— Зови его сюда! — оживился Абдулмеджит-хан. — А людей его отведите к кому-нибудь из сотников, дайте чаю, накормите.
— Бе нишим!
— Обед готов?
— Готов. Подавать?
— Глупец! Сначала кальян подай, чай подай — обед потом! Быстро!
— Бе чишим!
Через некоторое время в шатер вошел уставший Борджак-бай, проговорил:
— Эссалам алейкум, хан-ага!
Абдулмеджит-хан, не вставая, пожал баю руку, вежливо справился о здоровье, добавив с усмешкой:
— Однако вы себя порядком ждать заставили!
Борджак-бай вытер пыльное лицо зеленым шелковым платком, сказал несколько извиняющимся тоном:
— Знаю, хан-ага, что ждали. Знаю.

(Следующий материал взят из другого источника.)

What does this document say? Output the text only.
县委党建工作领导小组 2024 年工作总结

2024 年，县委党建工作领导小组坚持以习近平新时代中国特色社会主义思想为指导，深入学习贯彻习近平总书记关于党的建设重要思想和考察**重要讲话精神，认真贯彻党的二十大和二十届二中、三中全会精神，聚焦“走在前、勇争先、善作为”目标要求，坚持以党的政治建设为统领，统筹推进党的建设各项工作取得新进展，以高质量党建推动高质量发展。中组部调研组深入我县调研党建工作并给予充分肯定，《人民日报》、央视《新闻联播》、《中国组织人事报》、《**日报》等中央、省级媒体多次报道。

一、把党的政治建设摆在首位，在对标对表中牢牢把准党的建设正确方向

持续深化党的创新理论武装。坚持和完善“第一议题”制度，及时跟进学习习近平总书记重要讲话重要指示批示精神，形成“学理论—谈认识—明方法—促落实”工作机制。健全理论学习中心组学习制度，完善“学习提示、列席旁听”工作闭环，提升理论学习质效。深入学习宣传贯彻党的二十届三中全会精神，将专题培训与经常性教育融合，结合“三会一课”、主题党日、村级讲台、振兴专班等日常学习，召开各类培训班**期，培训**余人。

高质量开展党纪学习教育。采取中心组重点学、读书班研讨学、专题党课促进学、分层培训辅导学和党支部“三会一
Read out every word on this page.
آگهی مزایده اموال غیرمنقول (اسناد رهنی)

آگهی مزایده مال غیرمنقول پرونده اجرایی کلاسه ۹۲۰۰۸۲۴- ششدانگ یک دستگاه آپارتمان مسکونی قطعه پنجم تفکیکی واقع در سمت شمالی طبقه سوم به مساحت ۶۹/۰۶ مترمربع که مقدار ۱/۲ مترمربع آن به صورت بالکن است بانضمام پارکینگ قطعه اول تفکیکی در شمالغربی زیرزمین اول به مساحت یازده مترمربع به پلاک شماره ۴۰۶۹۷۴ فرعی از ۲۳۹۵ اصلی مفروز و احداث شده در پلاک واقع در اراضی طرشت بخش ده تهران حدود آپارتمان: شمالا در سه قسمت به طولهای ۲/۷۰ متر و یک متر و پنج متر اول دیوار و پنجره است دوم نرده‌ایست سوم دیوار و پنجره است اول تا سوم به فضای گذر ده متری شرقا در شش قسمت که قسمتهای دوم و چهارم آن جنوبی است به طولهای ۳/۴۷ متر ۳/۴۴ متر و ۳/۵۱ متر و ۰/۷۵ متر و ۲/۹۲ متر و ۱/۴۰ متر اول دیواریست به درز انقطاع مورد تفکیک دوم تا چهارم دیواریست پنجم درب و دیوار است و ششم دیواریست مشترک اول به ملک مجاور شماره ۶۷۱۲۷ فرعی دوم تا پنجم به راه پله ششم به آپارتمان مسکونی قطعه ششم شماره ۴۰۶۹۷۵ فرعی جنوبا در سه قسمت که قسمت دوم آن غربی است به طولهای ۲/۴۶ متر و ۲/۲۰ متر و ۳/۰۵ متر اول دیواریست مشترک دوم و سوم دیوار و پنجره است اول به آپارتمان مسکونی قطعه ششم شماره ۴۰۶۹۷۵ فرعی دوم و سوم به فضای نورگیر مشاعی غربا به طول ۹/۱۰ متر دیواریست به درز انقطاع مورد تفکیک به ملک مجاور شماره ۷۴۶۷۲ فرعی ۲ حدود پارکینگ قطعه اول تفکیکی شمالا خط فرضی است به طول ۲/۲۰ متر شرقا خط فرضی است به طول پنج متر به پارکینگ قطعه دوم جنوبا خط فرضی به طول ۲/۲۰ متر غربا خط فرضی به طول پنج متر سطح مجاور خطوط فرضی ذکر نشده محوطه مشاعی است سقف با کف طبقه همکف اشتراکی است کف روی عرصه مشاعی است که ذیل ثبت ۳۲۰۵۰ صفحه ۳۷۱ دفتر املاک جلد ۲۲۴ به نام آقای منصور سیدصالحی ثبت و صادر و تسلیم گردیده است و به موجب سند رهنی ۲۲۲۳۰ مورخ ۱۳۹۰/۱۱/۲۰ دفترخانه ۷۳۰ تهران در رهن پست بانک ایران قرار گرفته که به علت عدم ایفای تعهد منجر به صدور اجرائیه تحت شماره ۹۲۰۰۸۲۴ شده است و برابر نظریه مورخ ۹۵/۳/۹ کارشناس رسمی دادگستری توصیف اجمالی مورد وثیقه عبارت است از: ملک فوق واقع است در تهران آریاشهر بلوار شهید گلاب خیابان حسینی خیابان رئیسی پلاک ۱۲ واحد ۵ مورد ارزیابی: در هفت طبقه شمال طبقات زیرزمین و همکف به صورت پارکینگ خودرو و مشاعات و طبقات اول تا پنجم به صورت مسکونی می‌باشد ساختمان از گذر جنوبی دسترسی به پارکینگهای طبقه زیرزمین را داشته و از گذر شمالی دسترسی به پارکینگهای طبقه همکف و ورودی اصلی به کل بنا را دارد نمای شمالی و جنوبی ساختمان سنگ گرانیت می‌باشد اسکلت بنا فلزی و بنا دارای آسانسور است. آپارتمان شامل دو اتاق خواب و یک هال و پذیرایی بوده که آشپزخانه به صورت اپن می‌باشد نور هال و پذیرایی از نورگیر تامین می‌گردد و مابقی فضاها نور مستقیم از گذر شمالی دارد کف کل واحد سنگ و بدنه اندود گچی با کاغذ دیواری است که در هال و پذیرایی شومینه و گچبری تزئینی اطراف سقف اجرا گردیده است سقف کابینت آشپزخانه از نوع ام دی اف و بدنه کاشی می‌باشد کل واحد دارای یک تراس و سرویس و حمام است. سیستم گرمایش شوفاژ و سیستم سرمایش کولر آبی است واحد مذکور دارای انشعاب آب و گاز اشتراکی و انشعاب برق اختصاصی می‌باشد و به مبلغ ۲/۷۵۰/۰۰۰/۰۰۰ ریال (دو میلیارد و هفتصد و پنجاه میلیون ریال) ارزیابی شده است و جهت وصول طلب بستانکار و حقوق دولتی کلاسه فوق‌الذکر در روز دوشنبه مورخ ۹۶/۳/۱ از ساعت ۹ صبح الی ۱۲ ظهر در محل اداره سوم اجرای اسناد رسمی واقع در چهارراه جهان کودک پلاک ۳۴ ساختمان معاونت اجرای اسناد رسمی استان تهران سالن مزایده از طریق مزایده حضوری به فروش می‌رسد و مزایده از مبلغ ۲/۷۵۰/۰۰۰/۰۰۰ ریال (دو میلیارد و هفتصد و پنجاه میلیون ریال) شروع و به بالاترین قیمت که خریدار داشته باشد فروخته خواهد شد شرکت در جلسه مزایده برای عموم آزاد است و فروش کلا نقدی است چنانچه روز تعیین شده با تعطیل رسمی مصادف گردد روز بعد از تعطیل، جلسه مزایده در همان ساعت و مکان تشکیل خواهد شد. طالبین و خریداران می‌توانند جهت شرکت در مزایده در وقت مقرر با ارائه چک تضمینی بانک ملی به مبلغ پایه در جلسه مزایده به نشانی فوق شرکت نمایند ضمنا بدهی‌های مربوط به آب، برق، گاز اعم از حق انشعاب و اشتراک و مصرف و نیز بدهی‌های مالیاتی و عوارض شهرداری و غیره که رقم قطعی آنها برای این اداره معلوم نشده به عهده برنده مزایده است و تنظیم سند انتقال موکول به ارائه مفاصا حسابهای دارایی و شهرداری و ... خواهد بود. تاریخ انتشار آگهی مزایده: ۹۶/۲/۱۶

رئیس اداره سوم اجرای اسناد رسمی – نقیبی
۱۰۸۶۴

Да только не дай бог быть сейчас среди нашего народа… Клянусь аллахом, хан-ага, я стыжусь, что я туркмен!
— Что же вас так огорчило? — спросил Абдулмеджит-хан.
Два сарбаза внесли кальян и чай на серебряном подносе.
— Передайте сотникам, чтобы здесь никто лишний не шлялся! — приказал Абдулмеджит-хан и с удовольствием
затянулся ароматным дымом. Борджак-бай сразу же потянулся к чайнику — видать, пересохло горло с дороги.
— Что там было? — сказал он на повторный вопрос Абдулмеджит-хана. — Все было, кроме добра, хан-ага. Да-да… Я и раньше знал, что ничего из этого дела не получится, но не мог не уважить хакима. Будь моя воля, не поехал бы ни за что!
— Эмин-ахуна видели?
— Видел. Он вам большой привет передал. — Борджак-бай глотнул чаю. — Ахун, хан-ага, человек неплохой. Лучше Ирана, говорит, никто нас не защитит. Он понимает положение. Хоть, говорит, и не верят мне в Астрабаде, но я им предан.
— Что это значит?
— Наверно, обиделся за поимку Шукри-эффенди. Говорит, с порога, мол, моего гостя увели.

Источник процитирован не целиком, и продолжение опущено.